Cette dernière devrait ainsi comprendre le soutien déterminé à la recherche de nouveaux médicaments efficaces (c’est là aussi une voie prometteuse et peu explorée du fait semble-t-il des lobbyes pharmaceutiques)) ainsi que l’appui décidé aux pays du sud pour qu’ils puissent tout comme nous disposer de vaccins accessibles. Elle devrait aussi comprendre le renforcement généralisé de nos systèmes de santé (et la revalorisation, notamment financière, des personnes qui y travaillent), et plus généralement favoriser le déploiement d’une médecine communautaire et préventive (voir les clsc d’antan !), faisant du patient l’agent principal de sa santé et ne craignant pas de mener des recherches approfondies tant sur les effets secondaires des vaccins eux-mêmes que sur les conséquences à long terme des maux liés à la covid. C’est là, la seule garantie pour que le pouvoir biomédical hégémonique actuel n’impose pas —à l’occasion de la pandémie et des peurs qu’elle soulève— une vision autoritaire, étroitement technicienne, utilitaire et réductrice de la santé humaine.
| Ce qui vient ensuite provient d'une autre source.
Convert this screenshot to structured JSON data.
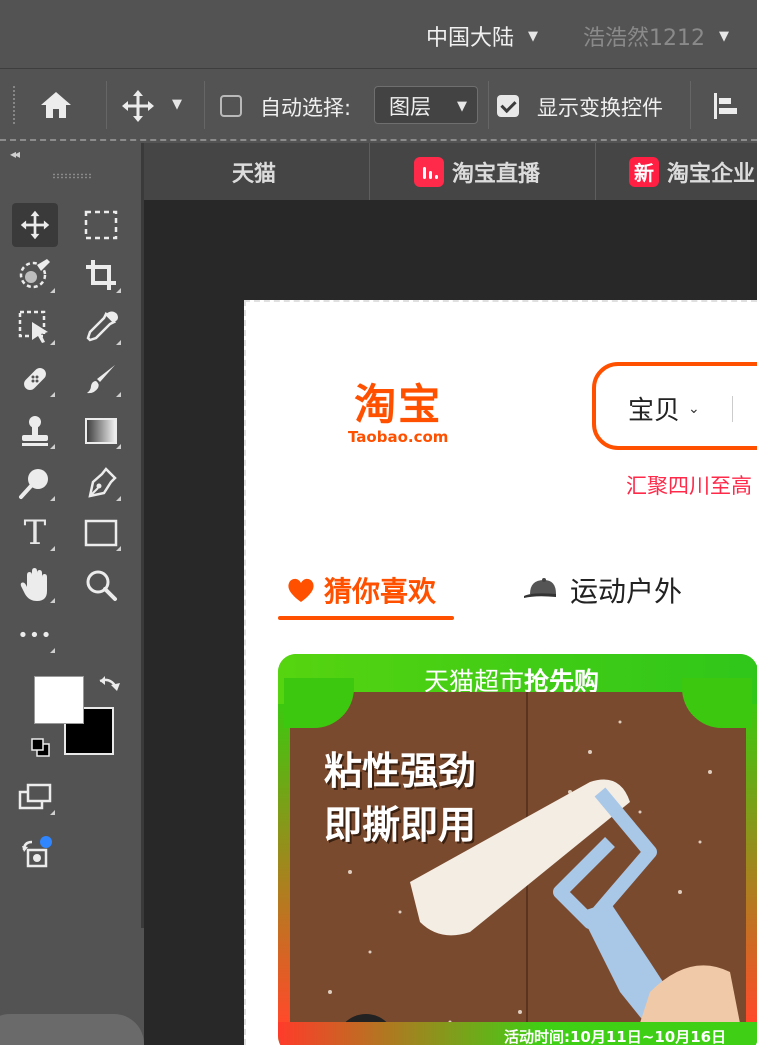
{
  "menubar": {
    "region": "中国大陆",
    "user": "浩浩然1212"
  },
  "options_bar": {
    "auto_select_label": "自动选择:",
    "auto_select_checked": false,
    "auto_select_target": "图层",
    "show_transform_label": "显示变换控件",
    "show_transform_checked": true
  },
  "tools": [
    {
      "name": "move-tool",
      "icon": "move-icon"
    },
    {
      "name": "marquee-tool",
      "icon": "rect-marquee-icon"
    },
    {
      "name": "quick-select-tool",
      "icon": "quick-select-icon"
    },
    {
      "name": "crop-tool",
      "icon": "crop-icon"
    },
    {
      "name": "frame-tool",
      "icon": "frame-select-icon"
    },
    {
      "name": "eyedropper-tool",
      "icon": "eyedropper-icon"
    },
    {
      "name": "healing-tool",
      "icon": "bandage-icon"
    },
    {
      "name": "brush-tool",
      "icon": "brush-icon"
    },
    {
      "name": "stamp-tool",
      "icon": "stamp-icon"
    },
    {
      "name": "gradient-tool",
      "icon": "gradient-icon"
    },
    {
      "name": "dodge-tool",
      "icon": "dodge-icon"
    },
    {
      "name": "pen-tool",
      "icon": "pen-icon"
    },
    {
      "name": "type-tool",
      "icon": "type-icon",
      "glyph": "T"
    },
    {
      "name": "shape-tool",
      "icon": "rectangle-icon"
    },
    {
      "name": "hand-tool",
      "icon": "hand-icon"
    },
    {
      "name": "zoom-tool",
      "icon": "zoom-icon"
    },
    {
      "name": "more-tools",
      "icon": "ellipsis-icon",
      "glyph": "•••"
    }
  ],
  "colors": {
    "foreground": "#ffffff",
    "background": "#000000",
    "accent": "#ff5000",
    "ui_bg": "#535353",
    "canvas_bg": "#282828"
  },
  "tabs": [
    {
      "label": "天猫"
    },
    {
      "label": "淘宝直播",
      "badge": "live"
    },
    {
      "label": "淘宝企业",
      "badge": "新"
    }
  ],
  "page": {
    "logo_cn": "淘宝",
    "logo_en": "Taobao.com",
    "search_category": "宝贝",
    "promo_text": "汇聚四川至高",
    "feed_tabs": [
      {
        "label": "猜你喜欢",
        "active": true,
        "icon": "heart-icon"
      },
      {
        "label": "运动户外",
        "active": false,
        "icon": "cap-icon"
      }
    ],
    "card": {
      "header_plain": "天猫超市",
      "header_bold": "抢先购",
      "slogan_line1": "粘性强劲",
      "slogan_line2": "即撕即用",
      "footer": "活动时间:10月11日~10月16日"
    }
  }
}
À ne pas oser aller sur ce terrain, en craignant de confronter le gouvernement à propos d’orientations sanitaires des plus discutables, la gauche perd ainsi une belle occasion de faire entendre, et surtout de se confronter au monde des complotistes, dont le désarroi et la colère ne se comprennent que trop, mais qui se trompent de cible lorsqu’ils dénoncent grossièrement les vaccins et ne voient pas que la source de leur désarroi git dans les profonds disfonctionnements de nos sociétés contemporaines.

Pas de doute : l’obligation du passeport vaccinal est le symptôme d’une vision étroite et autoritaire de la santé... et qui plus est socialement et politiquement totalement contreproductive...

Il serait temps que la gauche le dise haut et fort !

Pierre Mouterde
Sociologue et esayiste

Pierre Mouterde

Sociologue, philosophe et essayiste, Pierre Mouterde est spécialiste des mouvements sociaux en Amérique latine et des enjeux relatifs à la démocratie et aux droits humains. Il est l’auteur de nombreux livres dont, aux Éditions Écosociété, Quand l’utopie ne désarme pas (2002), Repenser l’action politique de gauche (2005) et Pour une philosophie de l’action et de l’émancipation (2009).

Messages

  • On a trop longtemps ignorer ou voulu ignorer que les maladies infectieuses proviennent de la déstructuration de notre environnement (expl. Déforestation).
    Si l’on ne met pas de l’énergie à soigner la nature détruite nous n’en aurons pas fini avec les pandémies.

  • Bonjour Pierre,

    Vous avez tout à fait raison de vouloir élargir le débat et un aspect très important est le confinement démocratique que l’on nous impose depuis un an et demi. Les conseils municipal et d’arrondissement continueront de se faire sans la présence physique des citoyens,nes alors que plusieurs enjeux nous interpellent notamment à l’occasion de la campagne électorale municipale en cours. Même chose pour à l’échelle fédérale alors qu’un débat aura lieu dans ma circonscription dans les prochains jours encore une fois sur le mode virtuel. Et encore plus désolant la grande majorité des 125 députés,es du Québec ne siègent plus depuis un an et demi et Québec Solidaire accepte ce confinement démocratique, alors que là aussi des enjeux collectifs sont à discuter à environ un an des prochaines élections québécoises. On se demande ensuite pourquoi les citoyens,nes se désintéressent de la chose politique et perdent confiance en leurs institutions, et n’accordent plus de crédibilité aux élus,es, mettant en danger notre ’’ démocratie ’’ avec les conséquences que l’on peut voir notamment aux Etats-Unis.